Читать книгу Das Neubedenken allen Übels - Andres Torres Queiruga - Страница 21
3.2 Die wahre Bedeutung, jenseits des Topos
ОглавлениеEs fällt gewiss nicht leicht, den in einem reichhaltigen, umfassenden und repetitiven Werk dargestellten Gedankengang seinem wahren Sinne nach zu verstehen. Dies nicht allein, weil Leibniz seine Théodicée „par lambeaux“34 geschrieben hat und weil sich viele Erläuterungen dazu in Briefen verstreut finden. Der Hauptgrund dafür liegt vielmehr in dem Rauchvorhang aus Topoi, die seine Leitidee zu überdecken drohen. Zu ihrer Zeit so überaus gern gelesen, dass sie zum „Grundbuch der deutschen Aufklärung“ (Brunschwicg) und zum „Lesebuch des gebildeten Europa“ (Überweg) werden konnte35, fiel Leibniz’ Theodizee bald den Vereinfachungen und sogar der Lächerlichkeit anheim, die allen ungerechten und oberflächlichen Spott in Voltaires Candide36 nur allzu berechtigt erscheinen ließ.
Dies aber ist ein sicher unverdientes Schicksal für einen Autor mit empfindsamer Seele und nobler Geisteshaltung, der stets zum Gespräch bereit und zum Verständnis geneigt war37. Und dies, obgleich er sehr wohl wusste, dass oberflächliche Erklärungen nur allzu oft mehr Erfolg haben als tiefere Begründungen (§ 152); und er scheint sogar den „Voltaire-Effekt“ vorausgeahnt zu haben, als er im Hinblick auf eine holländische Schmähschrift bemerkte, dass die „Erwiderungen auf die Satiren nie so viel Anklang finden wie die Satiren selbst“ (§ 167). Aus bloßer Gerechtigkeit allerdings wäre es, bevor wir uns auf Pauschalurteile und Diagnosen nach dem Hörensagen einlassen, nur klug, sich an die unmittelbare Lektüre eines Werkes zu machen, das einen trotz seiner Mängel in der Abfassung durch Reichtum, Höhe und Weite seiner Ideen reichlich belohnt38.

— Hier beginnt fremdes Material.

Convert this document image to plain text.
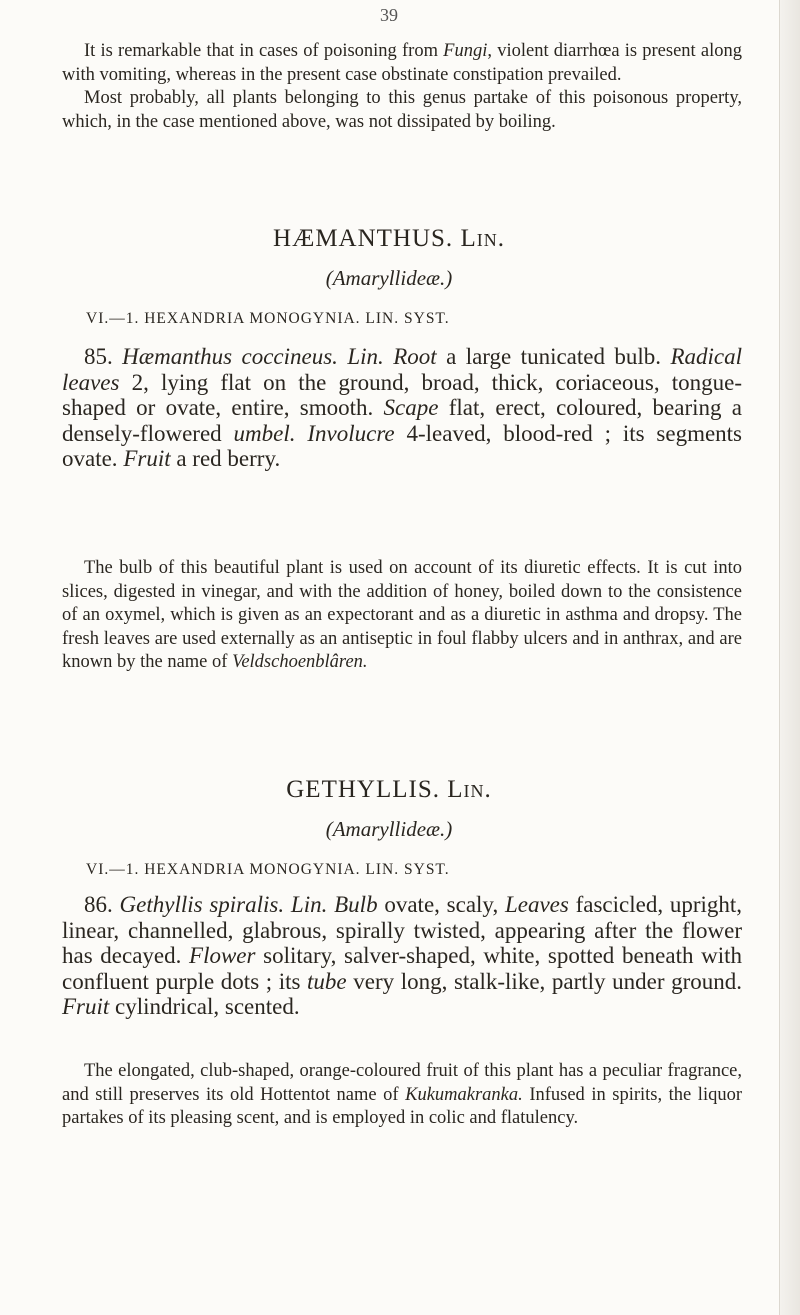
39

It is remarkable that in cases of poisoning from Fungi, violent diarrhœa is present along with vomiting, whereas in the present case obstinate constipation prevailed.

Most probably, all plants belonging to this genus partake of this poisonous property, which, in the case mentioned above, was not dissipated by boiling.

HÆMANTHUS. Lin.
(Amaryllideæ.)
VI.—1. HEXANDRIA MONOGYNIA. LIN. SYST.

85. Hæmanthus coccineus. Lin. Root a large tunicated bulb. Radical leaves 2, lying flat on the ground, broad, thick, coriaceous, tongue-shaped or ovate, entire, smooth. Scape flat, erect, coloured, bearing a densely-flowered umbel. Involucre 4-leaved, blood-red ; its segments ovate. Fruit a red berry.

The bulb of this beautiful plant is used on account of its diuretic effects. It is cut into slices, digested in vinegar, and with the addition of honey, boiled down to the consistence of an oxymel, which is given as an expectorant and as a diuretic in asthma and dropsy. The fresh leaves are used externally as an antiseptic in foul flabby ulcers and in anthrax, and are known by the name of Veldschoenblâren.

GETHYLLIS. Lin.
(Amaryllideæ.)
VI.—1. HEXANDRIA MONOGYNIA. LIN. SYST.

86. Gethyllis spiralis. Lin. Bulb ovate, scaly, Leaves fascicled, upright, linear, channelled, glabrous, spirally twisted, appearing after the flower has decayed. Flower solitary, salver-shaped, white, spotted beneath with confluent purple dots ; its tube very long, stalk-like, partly under ground. Fruit cylindrical, scented.

The elongated, club-shaped, orange-coloured fruit of this plant has a peculiar fragrance, and still preserves its old Hottentot name of Kukumakranka. Infused in spirits, the liquor partakes of its pleasing scent, and is employed in colic and flatulency.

Jean Pierre Jossua hat Leibniz’ historische Zwischenstellung sehr gut erfasst, wenn er ihn als „den Scholastikern am nächsten und zugleich moderner als alle seine Zeitgenossen“ schildert39. Etwas, das sich ganz eindeutig auf seinen Beitrag auswirkt. Um ihn zu verstehen, wird es darum notwendig, von einer richtungweisenden Unterscheidung auszugehen, nämlich der, welche zwischen der Grundeinsicht und den übrigen Erläuterungen bzw. Ansichten vermittelt, die sie umgeben und begleiten. In jener findet sich, es sei nochmals gesagt, der moderne Leibniz, mit seinem epochemachenden Beitrag; in den Erläuterungen sind die scholastischen und die traditionellen Ansichten versteckt, die zwar in manch anderer Hinsicht wichtig sein können, aber allgemein dazu führen, dass die Kernintuition verdeckt bleibt.
Wenn wir nun zum Wesentlichen kommen, dann müssen wir wiederholen, wie Leibniz – als bedeutendster und einflussreichster Autor – sich an die Spitze derer setzt, die sich zum ersten Mal in der Geschichte an die Aufgabe trauen, über das Schlechte aus einer Richtung nachzudenken, die allmählich schon tiefgehend von der säkularen Sicht der Welt geprägt ist. Und in der Weise können von hier aus auch die theologischen Motive dadurch ihren richtigen Platz finden, dass man sie auf der ihnen angemessenen Ebene einer spezifischen Antwort auf ein allgemein menschliches Problem anordnet.
Dies bedeutet aber nicht, wie gesagt, dass Leibniz seinen Beitrag ganz bewusst oder in völliger Kohärenz leistet. Denn daran hinderten ihn sowohl die Umgebung als auch die ausdrückliche Absicht; zumal er nicht umsonst versucht, eine „Theo-Dizee“ zu verfassen, d.h. eine Verteidigung oder Rechtfertigung Gottes. Jedoch darf man wohl behaupten: (1.) dass die Richtung seines Denkens und der innere Antrieb seines Diskurses in der Betrachtung der Struktur der wirklichen Welt an sich begründet liegen, und (2.) dass letztlich alles übrige hieraus zu verstehen ist (wobei betont sei, dass, auch wenn ihm dies noch verborgen bleiben mochte, es nicht notwendig für uns so sein muss).